Figure 3.

In Vitro Visualization of Transfer of Cre Activity

(A) Images of MDA-MB-231 cultures consisting of reporter⁺ cells (red) only or a mixture of Cre⁺ (cyan) and reporter⁺ cells. Note the appearance of eGFP⁺ reporter⁺ cells in the presence of Cre⁺ cells, indicated by asterisks. Scale bars represent 50 μm.

(B) Quantification of the percentage of eGFP⁺ MDA-MB-231 cells in several conditions with varying ratios of Cre⁺ and reporter⁺ cells (n = 5 independent experiments). Data are represented as mean ± SEM.

(C) For 50 cells, the mean fluorescence intensity (MFI) of eGFP (reporting Cre activity) is plotted against the MFI of CFP (Cre⁺ cells). Intensities of non-fluorescent cells are zero (red dot). In the left plot, cell fusion was experimentally simulated by transfecting eGFP⁺ cells with CFP DNA. In the middle plot, communication was experimentally simulated by transfecting reporter⁺ cells with Cre DNA. The right plot shows the results of the experimental co-culture.
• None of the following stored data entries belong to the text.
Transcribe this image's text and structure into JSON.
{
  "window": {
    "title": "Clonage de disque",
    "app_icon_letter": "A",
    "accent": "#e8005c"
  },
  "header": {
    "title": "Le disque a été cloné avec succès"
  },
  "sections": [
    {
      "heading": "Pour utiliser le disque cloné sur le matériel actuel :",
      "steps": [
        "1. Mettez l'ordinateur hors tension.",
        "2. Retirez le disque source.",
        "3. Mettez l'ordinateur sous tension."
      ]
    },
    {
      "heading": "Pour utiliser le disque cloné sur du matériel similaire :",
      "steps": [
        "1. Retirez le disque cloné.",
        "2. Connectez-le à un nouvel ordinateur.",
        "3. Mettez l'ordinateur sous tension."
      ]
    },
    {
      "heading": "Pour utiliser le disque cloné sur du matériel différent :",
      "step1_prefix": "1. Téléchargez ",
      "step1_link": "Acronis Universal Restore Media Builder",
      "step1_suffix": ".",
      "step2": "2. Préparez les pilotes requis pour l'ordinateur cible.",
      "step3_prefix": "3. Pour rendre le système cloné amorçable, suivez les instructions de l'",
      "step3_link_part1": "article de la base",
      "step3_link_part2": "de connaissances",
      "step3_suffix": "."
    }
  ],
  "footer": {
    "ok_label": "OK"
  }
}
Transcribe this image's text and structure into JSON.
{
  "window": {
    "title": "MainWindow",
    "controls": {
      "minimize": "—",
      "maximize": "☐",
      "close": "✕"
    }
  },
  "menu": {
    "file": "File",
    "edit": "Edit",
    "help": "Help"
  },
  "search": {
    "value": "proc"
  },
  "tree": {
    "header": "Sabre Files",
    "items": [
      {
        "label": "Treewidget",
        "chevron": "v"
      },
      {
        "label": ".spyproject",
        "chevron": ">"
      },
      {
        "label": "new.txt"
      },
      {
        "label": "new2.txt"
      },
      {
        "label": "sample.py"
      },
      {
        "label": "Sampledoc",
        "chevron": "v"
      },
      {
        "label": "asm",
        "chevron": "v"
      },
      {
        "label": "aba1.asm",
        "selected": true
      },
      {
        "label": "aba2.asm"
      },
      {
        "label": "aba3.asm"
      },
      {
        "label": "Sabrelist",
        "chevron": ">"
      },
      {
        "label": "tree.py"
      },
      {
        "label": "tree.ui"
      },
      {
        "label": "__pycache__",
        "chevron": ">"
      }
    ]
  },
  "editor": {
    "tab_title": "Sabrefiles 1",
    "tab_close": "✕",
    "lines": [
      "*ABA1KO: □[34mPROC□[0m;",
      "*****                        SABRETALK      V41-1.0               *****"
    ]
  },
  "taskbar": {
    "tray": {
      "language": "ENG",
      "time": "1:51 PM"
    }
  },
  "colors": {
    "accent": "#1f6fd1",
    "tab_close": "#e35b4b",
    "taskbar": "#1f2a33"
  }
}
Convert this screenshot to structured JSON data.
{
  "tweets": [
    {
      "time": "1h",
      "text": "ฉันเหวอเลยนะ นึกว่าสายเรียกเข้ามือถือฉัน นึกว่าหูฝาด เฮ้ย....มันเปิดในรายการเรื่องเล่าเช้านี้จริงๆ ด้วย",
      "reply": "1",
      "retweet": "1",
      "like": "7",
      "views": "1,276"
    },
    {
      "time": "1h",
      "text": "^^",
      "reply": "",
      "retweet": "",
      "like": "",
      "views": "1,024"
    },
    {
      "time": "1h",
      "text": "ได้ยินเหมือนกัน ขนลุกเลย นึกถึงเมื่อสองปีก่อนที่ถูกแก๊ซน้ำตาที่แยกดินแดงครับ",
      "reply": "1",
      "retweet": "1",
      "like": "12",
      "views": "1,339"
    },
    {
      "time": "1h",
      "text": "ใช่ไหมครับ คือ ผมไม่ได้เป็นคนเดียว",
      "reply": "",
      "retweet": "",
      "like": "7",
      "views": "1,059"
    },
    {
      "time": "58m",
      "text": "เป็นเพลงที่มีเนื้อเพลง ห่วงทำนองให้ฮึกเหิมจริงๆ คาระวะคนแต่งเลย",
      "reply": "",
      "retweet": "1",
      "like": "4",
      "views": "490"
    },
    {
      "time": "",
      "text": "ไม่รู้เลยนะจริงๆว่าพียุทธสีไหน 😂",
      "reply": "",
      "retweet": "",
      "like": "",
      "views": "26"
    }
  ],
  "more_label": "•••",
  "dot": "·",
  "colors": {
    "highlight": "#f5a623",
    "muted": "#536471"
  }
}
The blue dotted line outlines cells that show cell fusion, and the green dotted line shows eGFP expression derived from cell-cell communication other than fusion.
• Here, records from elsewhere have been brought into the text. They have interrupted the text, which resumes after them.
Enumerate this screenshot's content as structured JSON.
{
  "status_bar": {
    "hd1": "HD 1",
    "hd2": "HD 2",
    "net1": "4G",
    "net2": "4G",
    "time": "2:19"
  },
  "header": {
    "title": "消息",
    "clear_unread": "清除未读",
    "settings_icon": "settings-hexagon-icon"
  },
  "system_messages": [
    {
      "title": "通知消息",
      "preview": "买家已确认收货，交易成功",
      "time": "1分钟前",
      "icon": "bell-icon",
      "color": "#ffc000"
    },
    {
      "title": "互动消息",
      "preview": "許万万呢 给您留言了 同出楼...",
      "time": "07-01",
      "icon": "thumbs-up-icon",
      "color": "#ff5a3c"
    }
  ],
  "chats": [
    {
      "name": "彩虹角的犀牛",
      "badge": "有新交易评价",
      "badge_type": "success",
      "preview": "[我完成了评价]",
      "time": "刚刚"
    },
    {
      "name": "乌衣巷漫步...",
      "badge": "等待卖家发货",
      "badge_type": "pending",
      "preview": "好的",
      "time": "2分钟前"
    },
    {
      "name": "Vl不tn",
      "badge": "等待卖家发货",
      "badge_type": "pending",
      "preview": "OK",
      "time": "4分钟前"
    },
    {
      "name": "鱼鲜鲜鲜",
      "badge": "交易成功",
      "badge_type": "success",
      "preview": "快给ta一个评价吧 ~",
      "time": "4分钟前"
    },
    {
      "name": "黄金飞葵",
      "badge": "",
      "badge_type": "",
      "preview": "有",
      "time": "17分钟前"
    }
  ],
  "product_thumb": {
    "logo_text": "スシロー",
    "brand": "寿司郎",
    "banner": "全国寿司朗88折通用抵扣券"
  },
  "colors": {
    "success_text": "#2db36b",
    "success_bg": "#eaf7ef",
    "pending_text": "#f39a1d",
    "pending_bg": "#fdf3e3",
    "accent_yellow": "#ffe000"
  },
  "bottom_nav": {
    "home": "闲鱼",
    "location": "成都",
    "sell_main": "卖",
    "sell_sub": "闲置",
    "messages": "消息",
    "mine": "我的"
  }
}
(D) Images of MDA-MB-231 reporter⁺ cells (left), T47D reporter⁺ cells (middle), or MCF-7 reporter⁺ cells (right) at the bottom well of a transwell system in the absence (upper images) or presence (lower images) of MDA-MB-231 Cre⁺ cells in the upper well (n = 3 independent experiments). Bar graphs below show quantifications. Data are represented as mean ± SEM. Scale bars represent 50 μm.

(E) Quantification of T47D cells (upper graph) and MCF-7 cells (lower graph) that express eGFP in several conditions with varying ratios of Cre⁺ and reporter⁺ cells (n = 5 independent experiments). Data are represented as mean ± SEM.